角度は、38.5度と51.5度になりますが、近似値をとって38度と52度にします。頂点aに内角38度を合わせた三角形が15番、9番の側面と通ります。二辺が石と接する三角形は見つけられませんでした。
■ 直角三角形E(底辺:高さ:斜辺≒1:2.98:3.14)

残るは、πです。斜辺がπ(3.14)の三角形の比率は、底辺:高さ:斜辺≒1:2.98:3.14です。角度は18.7度と61.3度になります。残っている石、2,3、7、10番です。2,3に線を引いてみると頂点fとした底辺:高さ≒1:3の直角三角形ができます。上の壁面の頂点から、18~19度で線を引くとちょうど、7、8、10番の側面を通ります。3番の石は、1番との間の関係がありますから位置が決まります。これで全ての石が直角三角形のラインと関係し、ほとんどの石の位置が決まりました。
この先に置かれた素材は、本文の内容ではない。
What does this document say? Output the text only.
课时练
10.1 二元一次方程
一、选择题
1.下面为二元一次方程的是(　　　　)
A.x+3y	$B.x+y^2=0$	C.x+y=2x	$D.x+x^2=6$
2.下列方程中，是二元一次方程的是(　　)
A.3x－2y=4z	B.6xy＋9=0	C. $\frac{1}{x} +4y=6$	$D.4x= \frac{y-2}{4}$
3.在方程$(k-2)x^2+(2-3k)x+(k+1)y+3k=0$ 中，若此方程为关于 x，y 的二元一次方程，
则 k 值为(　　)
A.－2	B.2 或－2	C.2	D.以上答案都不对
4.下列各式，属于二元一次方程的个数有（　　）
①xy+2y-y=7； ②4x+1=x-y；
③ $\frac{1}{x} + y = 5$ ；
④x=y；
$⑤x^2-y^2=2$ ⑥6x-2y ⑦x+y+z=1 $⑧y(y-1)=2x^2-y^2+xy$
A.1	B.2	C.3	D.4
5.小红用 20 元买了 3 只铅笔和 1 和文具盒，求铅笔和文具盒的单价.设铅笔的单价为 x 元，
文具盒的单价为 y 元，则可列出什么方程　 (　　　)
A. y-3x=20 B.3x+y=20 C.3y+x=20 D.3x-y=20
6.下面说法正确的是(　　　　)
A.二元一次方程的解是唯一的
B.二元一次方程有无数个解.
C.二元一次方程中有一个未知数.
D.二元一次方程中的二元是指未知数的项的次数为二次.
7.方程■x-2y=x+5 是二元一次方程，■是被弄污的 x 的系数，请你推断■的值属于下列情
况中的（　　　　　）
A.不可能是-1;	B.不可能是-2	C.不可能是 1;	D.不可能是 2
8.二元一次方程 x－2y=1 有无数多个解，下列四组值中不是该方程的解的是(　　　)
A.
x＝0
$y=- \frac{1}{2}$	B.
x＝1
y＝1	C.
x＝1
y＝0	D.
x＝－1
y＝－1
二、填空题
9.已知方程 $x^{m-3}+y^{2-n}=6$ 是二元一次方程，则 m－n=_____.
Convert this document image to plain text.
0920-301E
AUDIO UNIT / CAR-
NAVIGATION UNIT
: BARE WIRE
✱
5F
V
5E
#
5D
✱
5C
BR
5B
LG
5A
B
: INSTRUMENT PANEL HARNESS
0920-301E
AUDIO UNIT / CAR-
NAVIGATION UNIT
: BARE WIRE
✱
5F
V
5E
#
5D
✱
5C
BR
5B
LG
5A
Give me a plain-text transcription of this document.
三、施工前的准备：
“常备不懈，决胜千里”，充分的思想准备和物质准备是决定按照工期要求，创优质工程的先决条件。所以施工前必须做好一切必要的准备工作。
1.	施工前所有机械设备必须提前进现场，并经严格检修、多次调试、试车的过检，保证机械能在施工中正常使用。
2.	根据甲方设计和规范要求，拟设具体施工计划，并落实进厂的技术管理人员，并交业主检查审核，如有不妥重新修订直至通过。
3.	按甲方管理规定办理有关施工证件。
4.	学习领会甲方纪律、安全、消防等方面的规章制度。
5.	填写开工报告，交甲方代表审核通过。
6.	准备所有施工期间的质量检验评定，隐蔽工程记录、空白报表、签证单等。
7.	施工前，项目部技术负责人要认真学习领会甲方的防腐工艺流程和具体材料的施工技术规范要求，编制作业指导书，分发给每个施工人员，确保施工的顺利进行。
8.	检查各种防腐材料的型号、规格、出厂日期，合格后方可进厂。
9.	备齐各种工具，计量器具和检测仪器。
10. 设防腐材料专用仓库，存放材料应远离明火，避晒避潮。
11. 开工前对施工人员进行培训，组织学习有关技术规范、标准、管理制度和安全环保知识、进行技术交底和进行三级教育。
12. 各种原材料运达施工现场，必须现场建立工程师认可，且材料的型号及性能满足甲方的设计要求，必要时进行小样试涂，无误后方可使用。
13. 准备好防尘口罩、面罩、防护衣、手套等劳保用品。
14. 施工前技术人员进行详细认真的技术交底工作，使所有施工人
2、7、10、に関しては、ライン上で多少石の位置を動かしても成り立つので、石庭の石の位置関係が完全に解けたわけではありません。強いて言えば、十五の石が五群に分けるには、ライン上で石群に近いところに置かなければいけない、という事もあると思いますが、これについては現段階での判断は避けたいと思います。

■ より厳しい条件での検証
石庭自体は鑑賞するものであり、また、日本の芸術の特徴として、全てを表現せずある部分を隠すという特徴があります。
しかし、検証というと厳密さが求められるので
・二辺に石のポイントが接しており、直角三角形を表現できる。

という基準を満たす、直角三角形を抜き出してみました。

この基準でも、おおよその石の位置の基準を説明することができます。

結論として、

龍安寺の石庭の石の配置は、

①底辺が1で、斜辺が√2、√3、2、πの直角三角形(ピタゴラスの定理)が基準として使われている
②石庭の縦横の長さの基準に底辺:高さ:斜辺が1:2:√5の直角三角形が使われている。(『五十五の推理』より)

と言えるのではないかと思います。(注4)
また、もう図版を測っていてもう一つ気がついた事ですが、左側の壁のcdとef(段差で中央に出ている部分と、出ていない部分)の比が3.7㎝:2.3㎝(160分の1)=1.61:1になっており、黄金比(Φ:1)がわかっていたのではないかと考えられます。
もちろんこれらの基準を使っても、色々な組み合わせの配置が考えられるので、最終的になぜこの位置になったのかが、わかったわけではありません。
更に奥の深い幾何学的な法則が法則が隠れているかもしれませんし、他の思想面も含めて配置を決めたのかもしれません。しかし、宗教や人種を超えて、龍安寺の石庭が世界中の人々を惹きつけているのは、15の石の配置と、なぜそれが魅力的なのか?とう事だと、私は考えています。
細野氏の『謎深き庭 龍安寺石庭 十五の石をめぐる五十五の推理』では、最後の推理五十五は読者への問いになっているため、五十四の説が取り上げられています。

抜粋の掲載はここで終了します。